Does that make me a philistine? (Though not in a Palestinian sense.)
Next up – Nigerian Nobel literature prize winner Wole Soyinka. I’ve read quite a bit of him. I’ve even seen him before. But the highlight of his performance was when a mobile phone started ringing during one of his readings – and the phone owner would NOT turn it off. It wasn’t until Wole came to the end of his poem that we discovered the culprit. It was Wole’s own phone ringing – conveniently amplified by the nearby microphone.
We laughed. He laughed. He turned it off. Then he took out his other phone and turned that off too.
The man has TWO phones!
So does having that as my Wole Soyinka highlight make me… trivial?
But who was the star?
It was the man whose name rhymes with famous. Irish Nobel litereature prize winner Seamus Heaney. Time is marching on, but he can still hold a room – even a room as huge as the Royal Festival Hall.
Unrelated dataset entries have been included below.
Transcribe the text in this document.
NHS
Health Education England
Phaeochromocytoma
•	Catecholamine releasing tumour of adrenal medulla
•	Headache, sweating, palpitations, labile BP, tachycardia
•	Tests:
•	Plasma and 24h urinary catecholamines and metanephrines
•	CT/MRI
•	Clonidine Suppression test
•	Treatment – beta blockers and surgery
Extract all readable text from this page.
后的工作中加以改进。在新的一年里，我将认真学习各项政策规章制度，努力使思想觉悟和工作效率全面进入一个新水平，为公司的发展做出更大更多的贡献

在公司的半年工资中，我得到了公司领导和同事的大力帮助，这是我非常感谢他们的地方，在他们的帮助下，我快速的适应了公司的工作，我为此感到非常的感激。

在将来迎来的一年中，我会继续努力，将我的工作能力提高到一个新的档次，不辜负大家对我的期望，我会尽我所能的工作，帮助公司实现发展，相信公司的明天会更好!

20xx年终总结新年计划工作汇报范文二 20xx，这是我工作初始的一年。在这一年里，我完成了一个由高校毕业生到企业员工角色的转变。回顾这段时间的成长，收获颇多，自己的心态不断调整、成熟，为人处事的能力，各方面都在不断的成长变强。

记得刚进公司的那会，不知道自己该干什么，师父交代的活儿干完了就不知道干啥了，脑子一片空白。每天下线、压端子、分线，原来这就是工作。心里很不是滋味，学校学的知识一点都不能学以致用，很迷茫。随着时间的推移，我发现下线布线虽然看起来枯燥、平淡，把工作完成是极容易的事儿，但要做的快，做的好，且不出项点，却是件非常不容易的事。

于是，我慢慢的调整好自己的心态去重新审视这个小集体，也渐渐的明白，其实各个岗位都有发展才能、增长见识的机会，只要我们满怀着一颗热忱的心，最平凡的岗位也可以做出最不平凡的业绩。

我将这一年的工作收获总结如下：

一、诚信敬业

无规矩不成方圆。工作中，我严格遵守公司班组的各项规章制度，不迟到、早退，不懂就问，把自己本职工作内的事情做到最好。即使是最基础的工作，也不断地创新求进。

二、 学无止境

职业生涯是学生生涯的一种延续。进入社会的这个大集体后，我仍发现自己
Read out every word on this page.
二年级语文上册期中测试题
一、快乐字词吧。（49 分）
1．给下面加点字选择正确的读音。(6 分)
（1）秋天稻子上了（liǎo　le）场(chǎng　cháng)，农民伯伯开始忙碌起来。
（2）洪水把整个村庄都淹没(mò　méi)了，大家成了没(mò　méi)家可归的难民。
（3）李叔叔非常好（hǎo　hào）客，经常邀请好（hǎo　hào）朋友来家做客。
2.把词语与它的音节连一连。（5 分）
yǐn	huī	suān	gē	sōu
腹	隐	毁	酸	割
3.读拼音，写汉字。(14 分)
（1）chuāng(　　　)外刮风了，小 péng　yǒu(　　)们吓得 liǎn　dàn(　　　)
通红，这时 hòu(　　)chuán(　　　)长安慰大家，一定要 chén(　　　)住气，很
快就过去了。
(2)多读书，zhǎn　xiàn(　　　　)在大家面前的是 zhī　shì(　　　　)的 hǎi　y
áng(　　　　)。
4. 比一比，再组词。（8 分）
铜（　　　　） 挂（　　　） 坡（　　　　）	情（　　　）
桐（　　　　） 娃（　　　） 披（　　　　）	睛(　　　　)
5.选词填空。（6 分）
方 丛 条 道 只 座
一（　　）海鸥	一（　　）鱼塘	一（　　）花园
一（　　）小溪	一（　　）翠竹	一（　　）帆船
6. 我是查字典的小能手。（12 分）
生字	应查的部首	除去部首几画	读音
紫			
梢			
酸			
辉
He gave us some more foreign language poetry. But this time it really was short and each word was a tasty mouthful. It wasn’t his own. The writer (or the inspiration?) was Raftery/Ó Raifteirí/Ó Reachtabhra. I got the poem here.
Is Mise Raifteirí an file,
Lán dúchais is grádh,
Le súile gan solas,
Le ciúnas gan crá.
Ag dul síar ar m’aistear
Le solas mo chroí
Fann agus tuirseach
Go deireadh mo shlí
Féach anois mé
Is mo chúl le bhfalla
Ag seinm ceoil
Do phócaí folamh.
Or in other words…
I am Raftery the poet,
Full of hope and love,
My eyes without sight,
My soul without torment,
Going westward on my journey
By the light of my heart,
Weary and tired
To the end of my road.
Behold me now
With my back to the wall
To empty pockets.
Seamus’s own poems featured a lot of digging, turf and trucks. We hear about cheeky coalmen, gracious Gloucestershire gardens and the turning into ashes of Magherafelt. A squat pen snuck in too. And you can hear a little of him yourself here.
So does having Seamus Heaney as my highlight make me… predictable?
22 responses to “Does this make me… hardcore?”
To answer your question: You are made of steel, Paul. If I had sat next to you we could have held hands and sweated through ‘short’ together.Which reminds me: I still haven’t watched “Lost in translation”. I trust it’s not ‘short’. Neither does poetry translate well.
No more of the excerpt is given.